A falta de regras específicas dificulta a tarefa de punir autores de notícias falsas e, dessa forma, coibir sua circulação. “Hoje, no Brasil, só existe punição para ‘fake news’ no âmbito eleitoral”, diz o advogado e economista Renato Opice Blum, do escritório Opice Blum, Bruno, Abrusio e Vainzof. Em novembro do ano passado, foi promulgada a Lei 13.834/2019, que pune com dois a oito anos de prisão quem divulgar notícias falsas com finalidade eleitoral. “Falta, no entanto, uma lei para aplicação ordinária, no âmbito geral”, afirma o especialista.
Para preencher essa lacuna, o desafio é enquadrar a disseminação de notícias falsas nas leis existentes. Espalhar “fake news” sobre os produtos de uma empresa, dizendo que eles estão contaminados, pode ser passível de processo por calúnia ou difamação, por exemplo. No caso de bancos, uma campanha de difamação desse tipo pode ser considerada crime contra o sistema financeiro. Mas é difícil obter provas concretas e conduzir uma investigação desse tipo, observa Opice Blum.
No Brasil já existem precedentes legais para que administradores de grupos de WhatsApp sejam responsabilizados judicialmente por mensagens trocadas entre seus integrantes, diz a advogada Patricia Peck Pinheiro, do escritório Pires & Gonçalves Advogados Associados.

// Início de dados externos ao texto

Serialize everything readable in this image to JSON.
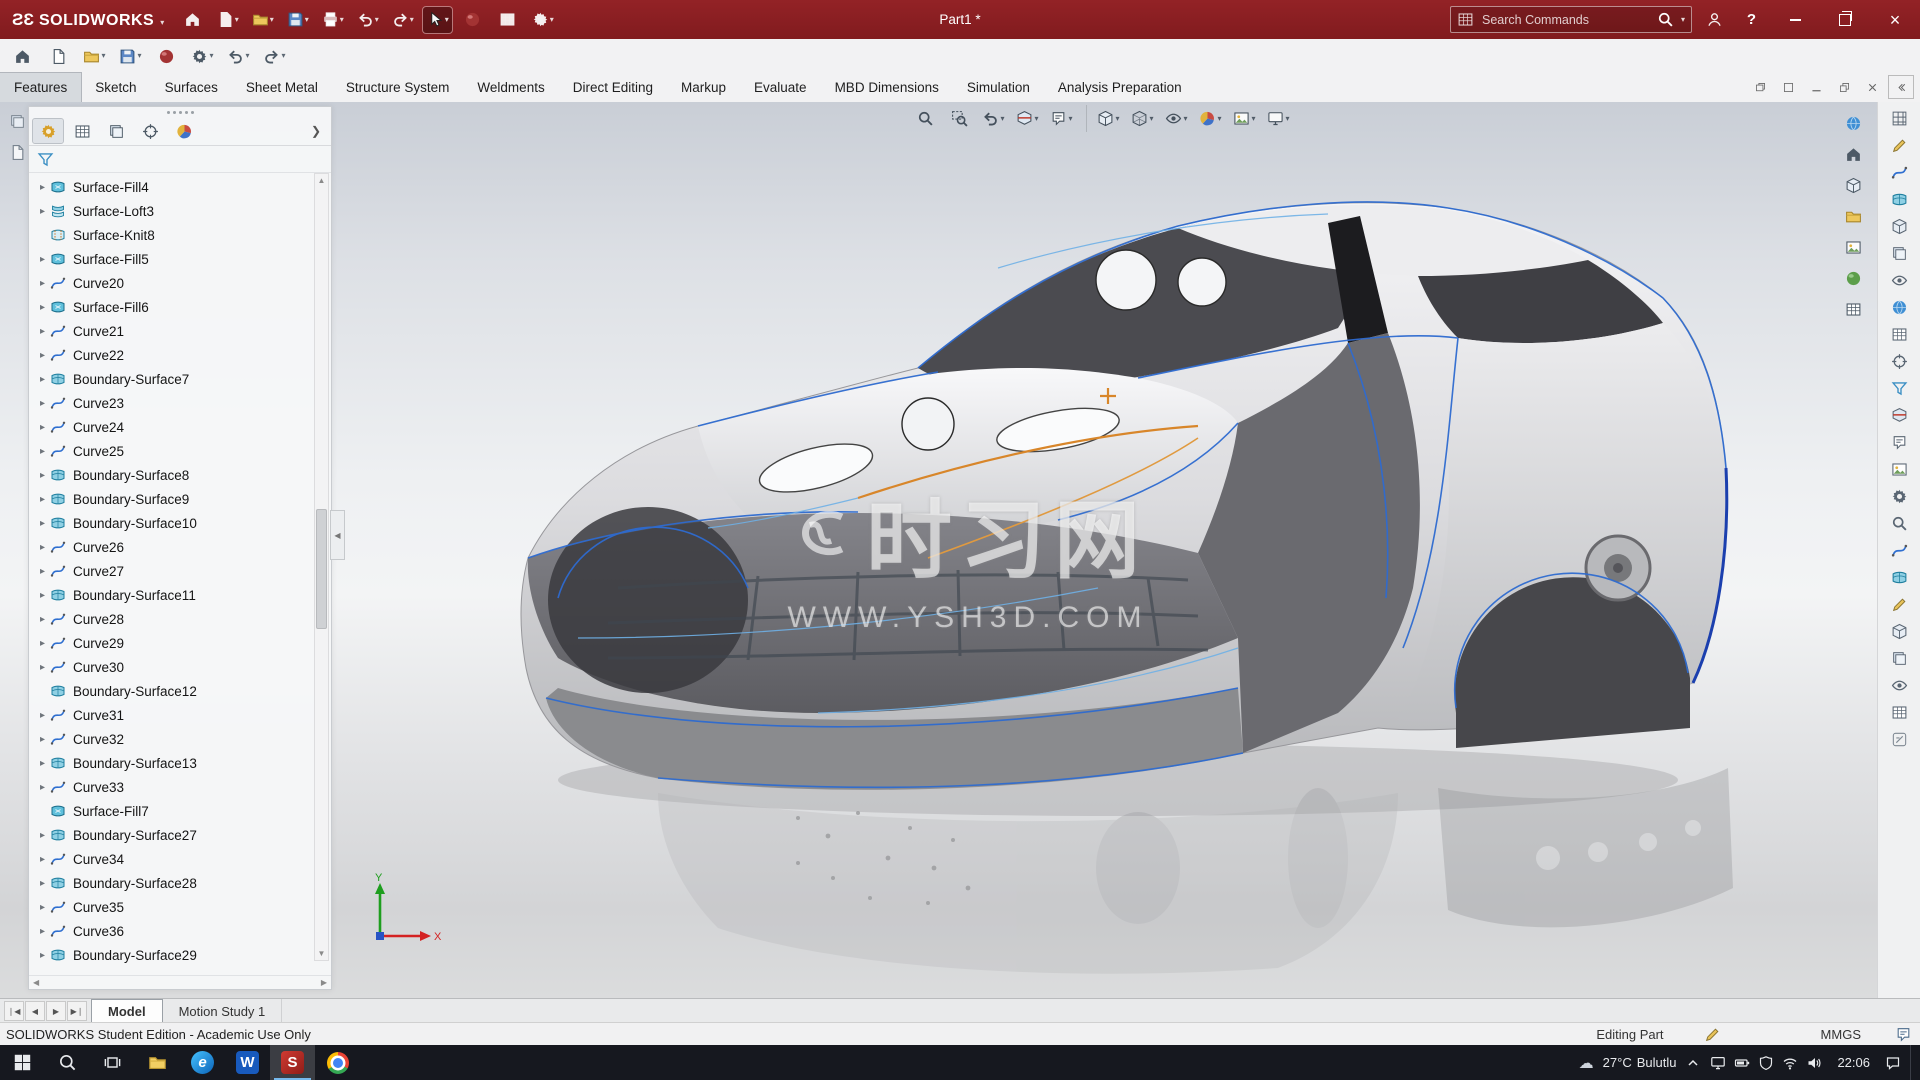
{
  "window": {
    "brand_mark": "ЗS",
    "brand": "SOLIDWORKS",
    "doc_title": "Part1 *"
  },
  "titlebar": {
    "search_placeholder": "Search Commands",
    "icons": [
      {
        "name": "home-button",
        "icon": "home"
      },
      {
        "name": "new-document-button",
        "icon": "doc",
        "caret": true
      },
      {
        "name": "open-document-button",
        "icon": "folder",
        "caret": true
      },
      {
        "name": "save-button",
        "icon": "save",
        "caret": true
      },
      {
        "name": "print-button",
        "icon": "print",
        "caret": true
      },
      {
        "name": "undo-button",
        "icon": "undo",
        "caret": true
      },
      {
        "name": "redo-button",
        "icon": "redo",
        "caret": true
      },
      {
        "name": "select-tool-button",
        "icon": "cursor",
        "caret": true,
        "active": true
      },
      {
        "name": "rebuild-button",
        "icon": "sphere-red"
      },
      {
        "name": "file-properties-button",
        "icon": "table"
      },
      {
        "name": "options-button",
        "icon": "gear",
        "caret": true
      }
    ]
  },
  "quickbar": {
    "icons": [
      {
        "name": "home-button",
        "icon": "home"
      },
      {
        "name": "new-document-button",
        "icon": "doc"
      },
      {
        "name": "open-document-button",
        "icon": "folder",
        "caret": true
      },
      {
        "name": "save-button",
        "icon": "save",
        "caret": true
      },
      {
        "name": "rebuild-button",
        "icon": "sphere-red"
      },
      {
        "name": "options-button",
        "icon": "gear",
        "caret": true
      },
      {
        "name": "undo-button",
        "icon": "undo",
        "caret": true
      },
      {
        "name": "redo-button",
        "icon": "redo",
        "caret": true
      }
    ]
  },
  "ribbon": {
    "tabs": [
      {
        "label": "Features",
        "active": true
      },
      {
        "label": "Sketch"
      },
      {
        "label": "Surfaces"
      },
      {
        "label": "Sheet Metal"
      },
      {
        "label": "Structure System"
      },
      {
        "label": "Weldments"
      },
      {
        "label": "Direct Editing"
      },
      {
        "label": "Markup"
      },
      {
        "label": "Evaluate"
      },
      {
        "label": "MBD Dimensions"
      },
      {
        "label": "Simulation"
      },
      {
        "label": "Analysis Preparation"
      }
    ]
  },
  "feature_tree": {
    "header_tabs": [
      {
        "name": "featuremanager-design-tree-tab",
        "icon": "gear-y",
        "active": true
      },
      {
        "name": "propertymanager-tab",
        "icon": "table"
      },
      {
        "name": "configurationmanager-tab",
        "icon": "layers"
      },
      {
        "name": "dimxpertmanager-tab",
        "icon": "target"
      },
      {
        "name": "displaymanager-tab",
        "icon": "sphere-multi"
      }
    ],
    "items": [
      {
        "label": "Surface-Fill4",
        "type": "fill",
        "arrow": true
      },
      {
        "label": "Surface-Loft3",
        "type": "loft",
        "arrow": true
      },
      {
        "label": "Surface-Knit8",
        "type": "knit",
        "arrow": false
      },
      {
        "label": "Surface-Fill5",
        "type": "fill",
        "arrow": true
      },
      {
        "label": "Curve20",
        "type": "curve",
        "arrow": true
      },
      {
        "label": "Surface-Fill6",
        "type": "fill",
        "arrow": true
      },
      {
        "label": "Curve21",
        "type": "curve",
        "arrow": true
      },
      {
        "label": "Curve22",
        "type": "curve",
        "arrow": true
      },
      {
        "label": "Boundary-Surface7",
        "type": "boundary",
        "arrow": true
      },
      {
        "label": "Curve23",
        "type": "curve",
        "arrow": true
      },
      {
        "label": "Curve24",
        "type": "curve",
        "arrow": true
      },
      {
        "label": "Curve25",
        "type": "curve",
        "arrow": true
      },
      {
        "label": "Boundary-Surface8",
        "type": "boundary",
        "arrow": true
      },
      {
        "label": "Boundary-Surface9",
        "type": "boundary",
        "arrow": true
      },
      {
        "label": "Boundary-Surface10",
        "type": "boundary",
        "arrow": true
      },
      {
        "label": "Curve26",
        "type": "curve",
        "arrow": true
      },
      {
        "label": "Curve27",
        "type": "curve",
        "arrow": true
      },
      {
        "label": "Boundary-Surface11",
        "type": "boundary",
        "arrow": true
      },
      {
        "label": "Curve28",
        "type": "curve",
        "arrow": true
      },
      {
        "label": "Curve29",
        "type": "curve",
        "arrow": true
      },
      {
        "label": "Curve30",
        "type": "curve",
        "arrow": true
      },
      {
        "label": "Boundary-Surface12",
        "type": "boundary",
        "arrow": false
      },
      {
        "label": "Curve31",
        "type": "curve",
        "arrow": true
      },
      {
        "label": "Curve32",
        "type": "curve",
        "arrow": true
      },
      {
        "label": "Boundary-Surface13",
        "type": "boundary",
        "arrow": true
      },
      {
        "label": "Curve33",
        "type": "curve",
        "arrow": true
      },
      {
        "label": "Surface-Fill7",
        "type": "fill",
        "arrow": false
      },
      {
        "label": "Boundary-Surface27",
        "type": "boundary",
        "arrow": true
      },
      {
        "label": "Curve34",
        "type": "curve",
        "arrow": true
      },
      {
        "label": "Boundary-Surface28",
        "type": "boundary",
        "arrow": true
      },
      {
        "label": "Curve35",
        "type": "curve",
        "arrow": true
      },
      {
        "label": "Curve36",
        "type": "curve",
        "arrow": true
      },
      {
        "label": "Boundary-Surface29",
        "type": "boundary",
        "arrow": true
      }
    ]
  },
  "viewport": {
    "headsup": [
      {
        "name": "zoom-to-fit-button",
        "icon": "search"
      },
      {
        "name": "zoom-to-area-button",
        "icon": "zoom-area"
      },
      {
        "name": "previous-view-button",
        "icon": "undo",
        "caret": true
      },
      {
        "name": "section-view-button",
        "icon": "section",
        "caret": true
      },
      {
        "name": "dynamic-annotation-views-button",
        "icon": "annotation",
        "caret": true
      },
      {
        "name": "view-orientation-button",
        "icon": "cube",
        "caret": true,
        "sep": true
      },
      {
        "name": "display-style-button",
        "icon": "cube-wire",
        "caret": true
      },
      {
        "name": "hide-show-items-button",
        "icon": "eye",
        "caret": true
      },
      {
        "name": "edit-appearance-button",
        "icon": "sphere-multi",
        "caret": true
      },
      {
        "name": "apply-scene-button",
        "icon": "picture",
        "caret": true
      },
      {
        "name": "view-settings-button",
        "icon": "monitor",
        "caret": true
      }
    ],
    "watermark": {
      "logo_text": "时习网",
      "url": "WWW.YSH3D.COM"
    },
    "triad": {
      "x_label": "X",
      "y_label": "Y"
    }
  },
  "right_view_strip": [
    {
      "name": "view-selector-button",
      "icon": "sphere-blue"
    },
    {
      "name": "home-view-button",
      "icon": "home"
    },
    {
      "name": "isometric-view-button",
      "icon": "cube"
    },
    {
      "name": "recent-views-button",
      "icon": "folder"
    },
    {
      "name": "appearances-button",
      "icon": "picture"
    },
    {
      "name": "scene-button",
      "icon": "sphere-green"
    },
    {
      "name": "display-pane-button",
      "icon": "table"
    }
  ],
  "right_tool_strip": [
    {
      "name": "toolbar-button",
      "icon": "grid"
    },
    {
      "name": "toolbar-button",
      "icon": "pencil"
    },
    {
      "name": "toolbar-button",
      "icon": "curve"
    },
    {
      "name": "toolbar-button",
      "icon": "surface"
    },
    {
      "name": "toolbar-button",
      "icon": "cube"
    },
    {
      "name": "toolbar-button",
      "icon": "layers"
    },
    {
      "name": "toolbar-button",
      "icon": "eye"
    },
    {
      "name": "toolbar-button",
      "icon": "sphere-blue"
    },
    {
      "name": "toolbar-button",
      "icon": "table"
    },
    {
      "name": "toolbar-button",
      "icon": "target"
    },
    {
      "name": "toolbar-button",
      "icon": "filter"
    },
    {
      "name": "toolbar-button",
      "icon": "section"
    },
    {
      "name": "toolbar-button",
      "icon": "annotation"
    },
    {
      "name": "toolbar-button",
      "icon": "picture"
    },
    {
      "name": "toolbar-button",
      "icon": "gear"
    },
    {
      "name": "toolbar-button",
      "icon": "search"
    },
    {
      "name": "toolbar-button",
      "icon": "curve"
    },
    {
      "name": "toolbar-button",
      "icon": "surface"
    },
    {
      "name": "toolbar-button",
      "icon": "pencil"
    },
    {
      "name": "toolbar-button",
      "icon": "cube"
    },
    {
      "name": "toolbar-button",
      "icon": "layers"
    },
    {
      "name": "toolbar-button",
      "icon": "eye"
    },
    {
      "name": "toolbar-button",
      "icon": "table"
    },
    {
      "name": "toolbar-button",
      "icon": "generic"
    }
  ],
  "left_edge_buttons": [
    {
      "name": "collapsed-panel-button",
      "icon": "layers"
    },
    {
      "name": "collapsed-panel-button",
      "icon": "doc"
    }
  ],
  "model_bar": {
    "tabs": [
      {
        "label": "Model",
        "active": true
      },
      {
        "label": "Motion Study 1"
      }
    ]
  },
  "status_bar": {
    "left": "SOLIDWORKS Student Edition - Academic Use Only",
    "mode": "Editing Part",
    "units": "MMGS"
  },
  "taskbar": {
    "apps": [
      {
        "name": "start-button",
        "kind": "start"
      },
      {
        "name": "search-button",
        "kind": "search"
      },
      {
        "name": "task-view-button",
        "kind": "taskview"
      },
      {
        "name": "file-explorer-button",
        "kind": "folder"
      },
      {
        "name": "edge-button",
        "kind": "edge",
        "label": "e"
      },
      {
        "name": "word-button",
        "kind": "word",
        "label": "W"
      },
      {
        "name": "solidworks-button",
        "kind": "sw",
        "label": "S",
        "active": true
      },
      {
        "name": "chrome-button",
        "kind": "chrome"
      }
    ],
    "weather": {
      "temp": "27°C",
      "condition": "Bulutlu"
    },
    "tray_icons": [
      {
        "name": "tray-monitor-icon",
        "icon": "monitor-w"
      },
      {
        "name": "tray-battery-icon",
        "icon": "battery"
      },
      {
        "name": "tray-shield-icon",
        "icon": "shield"
      },
      {
        "name": "tray-wifi-icon",
        "icon": "wifi"
      },
      {
        "name": "tray-volume-icon",
        "icon": "volume"
      }
    ],
    "time": "22:06"
  }
}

Em 2018, a 34ª Câmara de Direito Privado do Tribunal de Justiça de São Paulo condenou a administradora de um desses grupos a pagar multa de R$ 3 mil por danos morais a uma pessoa que foi ofendida por terceiros em meio a conversas no aplicativo. A responsável pelo grupo não participou dos xingamentos, mas a Justiça considerou que ela não tomou nenhuma atitude para impedir o incidente e a puniu.
“O administrador tem o dever de, periodicamente, dar instruções ao grupo. E se algum participante fizer algo errado, cabe a ele tomar uma decisão”, diz Patricia. Frequentemente, para não se indispor com o grupo, as pessoas se calam diante de abusos ou exageros, afirma a perita, mas a orientação é alertar o administrador e pedir providências, incluindo notícias de origem duvidosa.